A economia está melhorando; o risco diminuiu; as reformas estão avançando. Mas a volta do Brasil ao grau de investimento ainda vai demorar alguns anos, disse ontem a vice-presidente e analista sênior de risco soberano da Moody’s, Samar Maziad. Segundo a executiva, a aprovação das mudanças no sistema de Previdência é importante para a manutenção do status atual do país, e não um gatilho para a melhora da nota de crédito. O Brasil é classificado na escala da Moody’s como “Ba2”, dois níveis abaixo do grau de investimento. 

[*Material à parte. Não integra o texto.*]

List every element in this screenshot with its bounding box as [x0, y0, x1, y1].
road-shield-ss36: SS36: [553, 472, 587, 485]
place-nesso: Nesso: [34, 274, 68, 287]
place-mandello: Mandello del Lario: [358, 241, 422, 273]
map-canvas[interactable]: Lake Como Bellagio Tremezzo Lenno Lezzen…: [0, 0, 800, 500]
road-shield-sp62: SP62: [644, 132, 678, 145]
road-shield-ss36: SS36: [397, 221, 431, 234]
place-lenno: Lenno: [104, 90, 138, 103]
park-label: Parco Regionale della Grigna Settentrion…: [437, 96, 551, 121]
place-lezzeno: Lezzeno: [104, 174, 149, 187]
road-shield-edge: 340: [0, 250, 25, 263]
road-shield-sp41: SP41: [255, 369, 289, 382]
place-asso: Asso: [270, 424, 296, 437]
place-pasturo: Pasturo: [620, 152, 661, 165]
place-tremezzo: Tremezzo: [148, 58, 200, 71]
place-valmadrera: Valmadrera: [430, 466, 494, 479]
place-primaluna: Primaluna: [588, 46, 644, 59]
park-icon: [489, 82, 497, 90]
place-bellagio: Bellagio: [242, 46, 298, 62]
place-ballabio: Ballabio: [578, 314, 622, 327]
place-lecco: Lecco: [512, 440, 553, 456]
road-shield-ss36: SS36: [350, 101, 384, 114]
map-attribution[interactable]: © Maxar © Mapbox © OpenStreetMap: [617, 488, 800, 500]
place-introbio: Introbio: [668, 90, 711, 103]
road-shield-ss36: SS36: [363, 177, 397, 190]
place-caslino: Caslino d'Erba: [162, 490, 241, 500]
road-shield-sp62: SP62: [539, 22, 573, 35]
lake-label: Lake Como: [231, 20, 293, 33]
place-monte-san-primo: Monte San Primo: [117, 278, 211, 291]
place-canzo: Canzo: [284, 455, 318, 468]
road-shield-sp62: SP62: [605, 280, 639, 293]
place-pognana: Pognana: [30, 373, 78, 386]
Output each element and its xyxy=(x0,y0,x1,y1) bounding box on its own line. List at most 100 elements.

O aumento da nota, ressaltou Samar, depende do avanço da agenda de reformas, da recuperação do crescimento econômico e da melhora na situação fiscal. “A aprovação da reforma da Previdência não é um gatilho para [elevar] o rating. O cenário-base para manter o rating atual é ter sustentabilidade fiscal”, disse, em evento promovido pela agência de classificação de risco. 

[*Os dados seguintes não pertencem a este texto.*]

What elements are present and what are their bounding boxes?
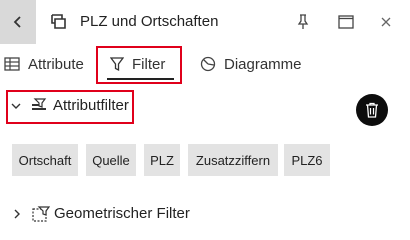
title-bar: PLZ und Ortschaften bbox=[0, 0, 410, 44]
tab-selected-indicator bbox=[107, 78, 174, 80]
geometric-filter-label: Geometrischer Filter bbox=[54, 205, 190, 222]
close-icon bbox=[381, 17, 391, 27]
attribute-filter-label: Attributfilter bbox=[53, 97, 129, 114]
geometric-filter-header[interactable]: Geometrischer Filter bbox=[12, 205, 190, 222]
tab-attribute-label: Attribute bbox=[28, 55, 84, 73]
back-button[interactable] bbox=[0, 0, 36, 44]
layer-icon bbox=[51, 14, 66, 29]
attribute-filter-header[interactable]: Attributfilter bbox=[10, 97, 129, 114]
attribute-chip-quelle[interactable]: Quelle bbox=[86, 144, 136, 176]
attribute-chip-plz[interactable]: PLZ bbox=[144, 144, 180, 176]
chart-icon bbox=[200, 56, 216, 72]
attribute-chip-zusatzziffern[interactable]: Zusatzziffern bbox=[188, 144, 278, 176]
chevron-left-icon bbox=[13, 16, 21, 28]
attribute-chip-plz6[interactable]: PLZ6 bbox=[284, 144, 330, 176]
tab-diagramme-label: Diagramme bbox=[224, 55, 302, 73]
close-button[interactable] bbox=[375, 11, 397, 33]
attribute-filter-icon bbox=[32, 97, 47, 110]
delete-filter-button[interactable] bbox=[356, 94, 388, 126]
table-icon bbox=[4, 57, 20, 71]
tab-diagramme[interactable]: Diagramme bbox=[200, 52, 302, 76]
tab-attribute[interactable]: Attribute bbox=[4, 52, 84, 76]
chevron-down-icon bbox=[11, 103, 21, 109]
trash-icon bbox=[366, 102, 378, 118]
maximize-button[interactable] bbox=[335, 11, 357, 33]
pin-button[interactable] bbox=[292, 11, 314, 33]
window-title: PLZ und Ortschaften bbox=[80, 13, 219, 30]
chevron-right-icon bbox=[14, 209, 20, 218]
maximize-icon bbox=[338, 15, 354, 29]
attribute-chip-ortschaft[interactable]: Ortschaft bbox=[12, 144, 78, 176]
geometric-filter-icon bbox=[32, 205, 50, 222]
tab-bar: Attribute Filter Diagramme bbox=[0, 44, 410, 82]
pin-icon bbox=[297, 14, 309, 29]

Samar afirmou que o corte da taxa Selic pelo Banco Central reflete a perspectiva de uma melhor situação fiscal com a reforma. Para ela, os juros mais baixos vão ter impacto na demanda e nos investimentos, mas ainda não há perspectiva de uma retomada forte da economia. A Moody’s prevê crescimento de 0,9% no PIB em 2019 e em torno de 2% em 2020. Em relatório divulgado ontem, a agência indicou que o crescimento potencial do Brasil está estagnado entre 2% e 2,5% e a única forma de elevar esse ritmo é avançar com uma agenda de reformas que inclua mudanças no código tributário, no setor financeiro e um amplo programa de privatizações e concessões. O economista Luiz Fernando Figueiredo, sócio-fundador da Mauá Capital, também disse que vai demorar para o Brasil se recuperar do “desastre” fiscal praticado nos últimos 15 anos. “Tem que ter paciência”, afirmou, em apresentação no evento da Moody’s. 

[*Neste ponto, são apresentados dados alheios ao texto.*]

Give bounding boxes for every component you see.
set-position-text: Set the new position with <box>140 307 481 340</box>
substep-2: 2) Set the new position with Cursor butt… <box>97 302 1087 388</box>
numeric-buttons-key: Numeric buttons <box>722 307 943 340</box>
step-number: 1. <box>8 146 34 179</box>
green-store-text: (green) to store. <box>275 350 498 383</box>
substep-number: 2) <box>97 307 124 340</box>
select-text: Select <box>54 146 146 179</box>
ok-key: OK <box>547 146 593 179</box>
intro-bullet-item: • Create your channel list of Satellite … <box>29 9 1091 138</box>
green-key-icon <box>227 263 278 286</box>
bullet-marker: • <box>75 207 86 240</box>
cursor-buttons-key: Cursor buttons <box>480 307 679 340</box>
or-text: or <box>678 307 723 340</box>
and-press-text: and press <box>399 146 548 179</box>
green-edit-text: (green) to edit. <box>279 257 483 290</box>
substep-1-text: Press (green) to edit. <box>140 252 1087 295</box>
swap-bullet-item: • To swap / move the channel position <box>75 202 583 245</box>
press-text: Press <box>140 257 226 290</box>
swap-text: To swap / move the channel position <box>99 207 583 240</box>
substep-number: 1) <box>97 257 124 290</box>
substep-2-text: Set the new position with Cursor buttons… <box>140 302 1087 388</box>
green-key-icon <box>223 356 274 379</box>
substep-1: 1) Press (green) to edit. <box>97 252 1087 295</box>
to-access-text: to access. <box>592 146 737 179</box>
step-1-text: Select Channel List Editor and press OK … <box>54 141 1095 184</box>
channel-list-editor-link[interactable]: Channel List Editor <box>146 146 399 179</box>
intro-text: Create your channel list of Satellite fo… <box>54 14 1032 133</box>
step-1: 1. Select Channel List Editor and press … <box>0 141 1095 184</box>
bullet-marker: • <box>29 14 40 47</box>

De acordo com o ex-diretor do Banco Central (BC), a necessidade de arrumar a casa deve proteger o país em caso de recessão global - cenário que ele considera improvável. “Imagina que está todo mundo no nível do mar. O Brasil está 20 metros debaixo da água. Se vier um tsunami, o Brasil não vai nem sentir que passou. Mas, se não subir a tempo, morre asfixiado”, disse. O maior risco para o país, segundo Figueiredo, não é a turbulência que vem de fora, mas sim deixar inacabado o processo de ajustes fiscais e na economia. “Se o país não virar a página [da questão fiscal], a gente não vai conseguir atacar a agenda que talvez vá fazer o Brasil crescer: a agenda microeconômica”, afirmou. No entanto, Figueiredo disse considerar que o país está diante de uma grande oportunidade de atacar esse problema, já que pela primeira vez há uma agenda genuinamente liberal, e o presidente Jair Bolsonaro tem dado espaço para a equipe econômica agir. Para o economista, o governo cria ruídos desnecessários e fala “bobagem” de forma “impressionante”, mas erra pouco e tem uma equipe muito boa. Na visão de Samar, um fator positivo para o Brasil é que o nível de incerteza política diminuiu. Comentários polêmicos do presidente Jair Bolsonaro até podem afetar o sentimento dos investidores de alguma forma, disse a executiva, mas não mudam o fato de que o foco está nas reformas e no aumento da competitividade da economia.